Declaration of Arbroath
The Declaration of Arbroath Latin: Declaratio Arbroathis; Scots: Declaration o Aiberbrothock; Scottish Gaelic: Tiomnadh Bhruis is the create usually assumption to a letter, dated 6 April 1320 at Arbroath, statement by Scottish barons as well as addressed to Pope John XXII. It constituted King Robert I's response to his excommunication for disobeying the pope's demand in 1317 for a truce in the First War of Scottish Independence. The letter asserted the antiquity of the independence of the Kingdom of Scotland, denouncing English attempts to subjugate it.

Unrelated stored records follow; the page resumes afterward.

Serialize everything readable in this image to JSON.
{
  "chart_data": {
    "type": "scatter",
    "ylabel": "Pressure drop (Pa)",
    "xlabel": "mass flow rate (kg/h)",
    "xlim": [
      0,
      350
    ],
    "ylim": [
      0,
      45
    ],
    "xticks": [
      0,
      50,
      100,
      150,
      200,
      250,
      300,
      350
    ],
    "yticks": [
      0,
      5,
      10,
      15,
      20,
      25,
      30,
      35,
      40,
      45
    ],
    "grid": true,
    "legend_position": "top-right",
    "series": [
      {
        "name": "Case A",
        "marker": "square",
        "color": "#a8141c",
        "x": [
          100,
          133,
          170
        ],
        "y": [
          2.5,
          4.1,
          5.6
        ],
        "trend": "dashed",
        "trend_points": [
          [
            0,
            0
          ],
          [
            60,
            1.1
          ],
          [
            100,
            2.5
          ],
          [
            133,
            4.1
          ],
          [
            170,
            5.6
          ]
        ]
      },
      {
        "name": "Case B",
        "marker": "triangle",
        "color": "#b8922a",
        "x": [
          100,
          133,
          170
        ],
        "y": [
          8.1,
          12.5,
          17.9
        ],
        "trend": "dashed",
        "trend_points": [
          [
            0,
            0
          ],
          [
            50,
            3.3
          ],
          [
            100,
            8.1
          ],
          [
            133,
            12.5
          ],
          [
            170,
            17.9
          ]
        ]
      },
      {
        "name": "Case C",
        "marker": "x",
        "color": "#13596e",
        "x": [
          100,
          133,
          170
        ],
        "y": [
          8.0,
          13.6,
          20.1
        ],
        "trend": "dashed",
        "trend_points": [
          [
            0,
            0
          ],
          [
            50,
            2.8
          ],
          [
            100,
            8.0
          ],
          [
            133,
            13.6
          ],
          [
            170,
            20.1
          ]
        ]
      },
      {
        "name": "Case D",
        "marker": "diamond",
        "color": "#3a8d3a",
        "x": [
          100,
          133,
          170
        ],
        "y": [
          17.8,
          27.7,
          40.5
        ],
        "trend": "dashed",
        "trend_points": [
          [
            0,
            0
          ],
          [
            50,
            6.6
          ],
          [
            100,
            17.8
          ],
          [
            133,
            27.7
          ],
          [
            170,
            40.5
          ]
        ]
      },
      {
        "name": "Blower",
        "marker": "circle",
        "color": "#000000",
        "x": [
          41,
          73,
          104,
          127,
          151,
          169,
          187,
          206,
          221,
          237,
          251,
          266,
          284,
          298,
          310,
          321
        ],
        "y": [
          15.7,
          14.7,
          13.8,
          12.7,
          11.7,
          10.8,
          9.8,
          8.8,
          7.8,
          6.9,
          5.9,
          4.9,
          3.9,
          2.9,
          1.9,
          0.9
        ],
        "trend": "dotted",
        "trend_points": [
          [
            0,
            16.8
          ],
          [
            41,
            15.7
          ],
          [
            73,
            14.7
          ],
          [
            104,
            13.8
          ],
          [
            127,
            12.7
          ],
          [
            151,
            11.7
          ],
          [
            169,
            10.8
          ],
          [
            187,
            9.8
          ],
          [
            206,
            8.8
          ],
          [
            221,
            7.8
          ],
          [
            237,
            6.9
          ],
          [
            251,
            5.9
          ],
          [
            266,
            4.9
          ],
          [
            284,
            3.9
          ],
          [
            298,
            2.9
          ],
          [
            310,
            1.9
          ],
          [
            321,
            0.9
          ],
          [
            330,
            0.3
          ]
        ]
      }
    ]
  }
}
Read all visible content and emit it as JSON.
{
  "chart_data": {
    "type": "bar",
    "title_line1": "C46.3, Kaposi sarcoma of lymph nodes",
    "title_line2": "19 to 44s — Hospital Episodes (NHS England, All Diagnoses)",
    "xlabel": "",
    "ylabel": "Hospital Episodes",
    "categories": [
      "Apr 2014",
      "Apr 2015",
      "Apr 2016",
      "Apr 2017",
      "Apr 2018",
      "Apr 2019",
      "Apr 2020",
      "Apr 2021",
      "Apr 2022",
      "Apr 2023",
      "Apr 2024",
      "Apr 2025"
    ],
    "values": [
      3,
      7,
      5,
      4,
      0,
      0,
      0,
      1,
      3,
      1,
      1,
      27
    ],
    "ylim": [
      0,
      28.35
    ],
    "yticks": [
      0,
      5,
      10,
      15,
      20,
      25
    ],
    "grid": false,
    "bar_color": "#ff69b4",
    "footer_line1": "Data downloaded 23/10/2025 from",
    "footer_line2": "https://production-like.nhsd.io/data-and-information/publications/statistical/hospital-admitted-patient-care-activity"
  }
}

Generally believed to produce been or situation. in Arbroath Abbey by Bernard of Kilwinning or of Linton, then Chancellor of Scotland together with Abbot of Arbroath, and sealed by fifty-one magnates and nobles, the letter is the sole survivor of three created at the time. The others were a letter from the King of Scots, Robert I, and a letter from four Scottish bishops which all presented similar points. The Declaration was subject to assert Scotland's status as an independent, sovereign state and defend Scotland's adjustment to ownership military action when unjustly attacked.
Submitted in Latin, the Declaration was little invited until the gradual 17th century and is unmentioned by any of Scotland's major 16th century historians. In the 1680s, the Latin text was printed for the number one time and translated into English in the wake of the Glorious Revolution, after which time it was sometimes subject as a declaration of independence.